E tem também o fato de que eles são lindos, porque são livres: na forma de pintar o cabelo, de se vestir, de falar, de se divertir. Nesse ponto vocês já devem ter adivinhado que a maior parte do público do karaokê é justamente essa galera no inicinho dos vinte e poucos. Minha amiga já tinha me falado que a maior parte do público de lá era LGBTQIAPN+. Mas na minha cabeça isso colocava pessoas na casa dos trinta. Qual foi a minha surpresa em perceber que todo mundo lá era super, super jovem. E que embora seja muito importante cada letrinha da sigla, parece que, para eles, isso vai se tornar cada vez menos relevante. E não porque não deve ser falado e/ou discutido, ao contrário. Mas porque para eles já está claro algo que eu e meus amigos precisamos ler trocentos livros pra descobrir: que sexualidade é fluida mesmo. Que nada é preto no branco, e que podemos nos identificar ou flanar por várias siglas antes de adotarmos uma. Ou, mais legal ainda, nem isso. Porque tá tudo bem.

Eles também são muito mais corajosos do que jamais fui. E pelo menos no pequeno recorte que tive naquela noite, também pude ver que eles não estão na vida pra levar desaforo pra casa. Sem jamais serem cruéis ou grosseiros, eles se retiram silenciosamente de situações nocivas e pulam logo pra outra. Vocês, meus caros leitores millennials, podem imaginar?

Infelizmente, acho que eles ainda vão sofrer muito pagando caro a conta da saúde mental. Pode soar extremamente condescendente da minha parte, e espero mesmo que eles tenham força para se imporem. Nos pronomes que desejam ser tratados, na forma como lidam com o trabalho, no respeito amoroso com o outro, na decisão de sair de situações tóxicas mesmo que envolvam familiares. Mas talvez seja isso que a idade nos dê, mesmo que um pouquinho – e não, não é sabedoria: é experiência. O mundo é duro e tortura sonhos, pessoas sensíveis, sem medo de ser diferentes. Acho que eles vão ter em comum com a minha geração altos usos de antidepressivos, muita terapia e um humor levemente autodepreciativas. Mas, caramba, eles vão saber muito mais sobre o mundo. Suas referências de literatura vão ser os clássicos, sim, mas serão também clássicos orientais, leitura em quadrinhos, grandes nomes da literatura japonesa - que só fui começar a ler agora. Deus me livre envelhecer e cair no erro de não saber conversar com quem vem depois de mim. Temos muito a aprender uns com os outros, e fazer piada com a vontade de mudança dos mais jovens é mesquinho e burro.

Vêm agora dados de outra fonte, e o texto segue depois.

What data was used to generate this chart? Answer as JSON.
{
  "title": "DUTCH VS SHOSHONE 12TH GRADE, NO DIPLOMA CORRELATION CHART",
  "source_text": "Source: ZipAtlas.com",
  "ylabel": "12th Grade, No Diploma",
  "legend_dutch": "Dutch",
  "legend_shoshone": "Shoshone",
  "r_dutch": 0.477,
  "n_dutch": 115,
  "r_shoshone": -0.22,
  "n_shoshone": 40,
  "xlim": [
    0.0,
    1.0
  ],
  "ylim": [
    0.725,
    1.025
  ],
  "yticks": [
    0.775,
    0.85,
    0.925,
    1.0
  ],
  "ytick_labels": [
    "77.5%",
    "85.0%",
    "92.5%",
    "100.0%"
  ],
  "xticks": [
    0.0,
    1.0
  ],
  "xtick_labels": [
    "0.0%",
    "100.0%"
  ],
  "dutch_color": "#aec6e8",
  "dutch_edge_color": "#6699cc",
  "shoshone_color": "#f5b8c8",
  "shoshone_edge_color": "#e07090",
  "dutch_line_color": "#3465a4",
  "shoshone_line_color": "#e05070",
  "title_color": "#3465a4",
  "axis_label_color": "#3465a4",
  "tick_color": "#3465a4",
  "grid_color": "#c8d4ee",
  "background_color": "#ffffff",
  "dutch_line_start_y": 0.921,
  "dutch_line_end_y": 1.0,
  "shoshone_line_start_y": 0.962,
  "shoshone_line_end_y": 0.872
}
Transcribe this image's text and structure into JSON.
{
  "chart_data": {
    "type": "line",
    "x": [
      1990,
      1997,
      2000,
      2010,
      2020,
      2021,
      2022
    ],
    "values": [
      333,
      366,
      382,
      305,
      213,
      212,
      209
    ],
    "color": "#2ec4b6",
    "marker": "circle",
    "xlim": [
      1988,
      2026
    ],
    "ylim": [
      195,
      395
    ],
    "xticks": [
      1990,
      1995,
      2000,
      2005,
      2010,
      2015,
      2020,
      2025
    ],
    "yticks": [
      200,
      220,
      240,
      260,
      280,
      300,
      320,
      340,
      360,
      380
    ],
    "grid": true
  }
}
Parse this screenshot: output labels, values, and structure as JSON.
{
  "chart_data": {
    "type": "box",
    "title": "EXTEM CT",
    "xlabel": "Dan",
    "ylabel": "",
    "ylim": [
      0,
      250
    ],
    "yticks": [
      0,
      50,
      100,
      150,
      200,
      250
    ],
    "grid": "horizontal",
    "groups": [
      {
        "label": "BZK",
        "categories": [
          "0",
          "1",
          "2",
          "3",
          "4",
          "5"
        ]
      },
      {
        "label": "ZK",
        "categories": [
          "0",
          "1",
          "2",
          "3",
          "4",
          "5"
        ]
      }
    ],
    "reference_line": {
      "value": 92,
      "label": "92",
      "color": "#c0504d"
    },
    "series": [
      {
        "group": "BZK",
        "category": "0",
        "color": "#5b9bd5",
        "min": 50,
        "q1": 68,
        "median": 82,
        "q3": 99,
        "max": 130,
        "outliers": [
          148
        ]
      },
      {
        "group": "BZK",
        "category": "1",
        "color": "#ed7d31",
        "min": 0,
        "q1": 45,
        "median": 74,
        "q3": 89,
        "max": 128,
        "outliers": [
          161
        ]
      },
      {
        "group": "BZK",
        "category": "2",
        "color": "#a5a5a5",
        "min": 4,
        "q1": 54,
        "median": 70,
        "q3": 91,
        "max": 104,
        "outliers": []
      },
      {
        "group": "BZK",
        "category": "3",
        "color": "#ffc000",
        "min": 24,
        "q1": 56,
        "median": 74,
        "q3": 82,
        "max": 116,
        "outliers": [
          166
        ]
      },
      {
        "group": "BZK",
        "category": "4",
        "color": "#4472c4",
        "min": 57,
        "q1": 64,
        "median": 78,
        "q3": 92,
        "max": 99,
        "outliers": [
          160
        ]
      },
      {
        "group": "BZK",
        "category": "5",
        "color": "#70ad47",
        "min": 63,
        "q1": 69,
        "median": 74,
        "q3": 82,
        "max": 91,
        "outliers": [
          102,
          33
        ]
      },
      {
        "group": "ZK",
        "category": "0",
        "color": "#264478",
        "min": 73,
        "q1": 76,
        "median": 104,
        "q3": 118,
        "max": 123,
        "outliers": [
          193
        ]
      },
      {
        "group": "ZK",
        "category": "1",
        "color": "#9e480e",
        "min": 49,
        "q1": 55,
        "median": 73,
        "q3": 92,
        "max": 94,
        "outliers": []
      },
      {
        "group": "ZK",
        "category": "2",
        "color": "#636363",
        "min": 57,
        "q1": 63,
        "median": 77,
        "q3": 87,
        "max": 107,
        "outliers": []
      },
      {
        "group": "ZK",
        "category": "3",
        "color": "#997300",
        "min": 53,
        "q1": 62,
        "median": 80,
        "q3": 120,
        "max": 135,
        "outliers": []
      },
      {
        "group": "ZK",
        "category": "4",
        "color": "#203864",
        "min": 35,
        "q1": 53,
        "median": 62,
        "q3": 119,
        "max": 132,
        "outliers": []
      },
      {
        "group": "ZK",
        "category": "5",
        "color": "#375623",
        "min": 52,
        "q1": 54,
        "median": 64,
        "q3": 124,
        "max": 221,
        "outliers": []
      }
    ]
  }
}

É claro que eles não são perfeitos. Eles não reconheceram de cara uma música da Lady Gaga – e isso, confesso, foi um susto (mais pra mim do que pra eles). Eles têm como nostalgia músicas que escutei em 2010. Entendo, também, o que a Jodie Foster deve ter sentido ao trabalhar com eles. Mas será que eles estão mesmo errados ao lutarem por formas de emprego menos nocivas? Mais justas? Por uma vida que seja mais hedonista? Ainda não sei como eles enxergam questões ambientais, e se estão dispostos a lutar por isso; também não sei opinar por essa ligação quase umbilical com a tecnologia; mas do pouco que pude perceber me pareceram jovens pessoas muito amigáveis, muito dispostas a colaborar e a trabalhar em equipe – mesmo que o uso excessivo de celulares possa sugerir o contrário – e muito prontas para se divertir. Sem medos sobre o que se desconstruir possa significar. Sabe por quê? Porque eles já entenderam o que tem depois da desconstrução completa. Não é que não sobra nada, como a minha geração temia. Não, o que sobra é vida.